I have what I am sure is a trivial question, but I can't seem to answer it for myself.
In model theory, there is a theorem of Hrushovski which shows that if T is a totally categorical theory (i.e., T is complete and has exactly one model of each infinite cardinality up to isomorphism), then (i) T is not finitely axiomatizable, but (ii) T is finitely axiomatizable modulo infinity; that is, there is some sentence p such that T is precisely the set of sentences true in every infinite model of p.
My question is to what extent the converse holds. That is, let T be a (EDIT: complete) theory which is finitely axiomatizable modulo infinity, but which is not finitely axiomatizable.
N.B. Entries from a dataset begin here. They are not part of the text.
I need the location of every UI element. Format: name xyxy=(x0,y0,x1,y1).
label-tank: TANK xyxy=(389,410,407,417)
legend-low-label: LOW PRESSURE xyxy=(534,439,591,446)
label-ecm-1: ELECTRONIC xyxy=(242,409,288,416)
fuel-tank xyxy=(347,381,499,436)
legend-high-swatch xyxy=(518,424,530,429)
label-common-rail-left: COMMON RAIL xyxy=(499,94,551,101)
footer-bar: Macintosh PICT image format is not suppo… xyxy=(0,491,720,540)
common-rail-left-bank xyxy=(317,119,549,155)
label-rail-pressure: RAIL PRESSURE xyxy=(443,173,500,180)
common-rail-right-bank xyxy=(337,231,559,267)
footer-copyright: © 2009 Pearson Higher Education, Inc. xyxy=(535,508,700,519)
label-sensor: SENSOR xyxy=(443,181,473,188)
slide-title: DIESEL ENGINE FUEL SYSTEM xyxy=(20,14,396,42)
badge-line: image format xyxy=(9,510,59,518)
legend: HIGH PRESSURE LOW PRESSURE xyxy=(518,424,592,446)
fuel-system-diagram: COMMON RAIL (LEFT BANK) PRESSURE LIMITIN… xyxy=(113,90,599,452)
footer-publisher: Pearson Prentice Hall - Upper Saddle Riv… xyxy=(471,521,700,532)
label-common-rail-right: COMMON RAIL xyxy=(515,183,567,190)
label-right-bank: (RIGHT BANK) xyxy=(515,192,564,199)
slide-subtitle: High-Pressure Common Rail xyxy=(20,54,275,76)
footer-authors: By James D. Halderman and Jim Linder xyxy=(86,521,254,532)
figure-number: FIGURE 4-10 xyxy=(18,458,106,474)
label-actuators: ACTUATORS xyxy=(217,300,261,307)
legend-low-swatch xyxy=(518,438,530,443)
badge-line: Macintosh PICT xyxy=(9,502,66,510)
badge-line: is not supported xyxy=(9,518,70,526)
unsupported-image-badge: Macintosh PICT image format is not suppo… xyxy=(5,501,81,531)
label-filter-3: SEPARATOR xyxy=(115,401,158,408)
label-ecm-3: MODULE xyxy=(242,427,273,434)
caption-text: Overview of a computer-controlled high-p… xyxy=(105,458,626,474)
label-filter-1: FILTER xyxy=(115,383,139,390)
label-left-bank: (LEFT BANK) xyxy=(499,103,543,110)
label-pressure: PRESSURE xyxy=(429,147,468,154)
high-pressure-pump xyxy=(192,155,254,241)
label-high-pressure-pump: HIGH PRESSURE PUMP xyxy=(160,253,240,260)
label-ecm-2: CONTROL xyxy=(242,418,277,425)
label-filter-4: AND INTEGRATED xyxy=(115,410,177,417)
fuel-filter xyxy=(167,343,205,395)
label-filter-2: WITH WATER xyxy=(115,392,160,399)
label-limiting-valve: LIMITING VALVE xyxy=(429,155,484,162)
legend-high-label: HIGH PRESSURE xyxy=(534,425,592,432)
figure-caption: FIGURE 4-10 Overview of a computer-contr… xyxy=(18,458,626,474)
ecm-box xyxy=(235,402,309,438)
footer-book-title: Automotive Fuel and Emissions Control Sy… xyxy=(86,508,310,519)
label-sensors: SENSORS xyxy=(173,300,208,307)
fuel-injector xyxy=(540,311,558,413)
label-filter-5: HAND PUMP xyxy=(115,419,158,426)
Then is T necessarily totally categorical, and if not, what sort of assumptions on T are enough to ensure total categoricity?
(The assumption that T is not actually finitely axiomatizable is clearly necessary: otherwise, take the theory DLO of dense linear orders without endpoints, which is countable categorical but not uncountable categorical.)
Assuming that your logic includes equality, the answer to the first part of the question is "no".
For a counterexample, let $T$ be the theory with axioms $$(\exists x_1)(\exists x_2)\cdots(\exists x_n) \bigwedge_{1\le i<j\le n} x_i\ne x_j$$ for all integers $n\ge 2$. Then the models of $T$ are exactly all infinite interpretations of its language. This is not finitely axiomatizable, because in the pure predicate calculus with equality, any sentence with an infinite model also has finite models.
However, $T$ is finitely axiomatizable modulo infinity (you can take $p$ to be any propositional tautology, for example), and -- provided we add some relation apart from equality to its vocabulary -- it is obviously very far from from categorical; so far that it seems doubtful that there is any natural way to extend your condition to a sufficient one, without the additional conditions being sufficient in themselves.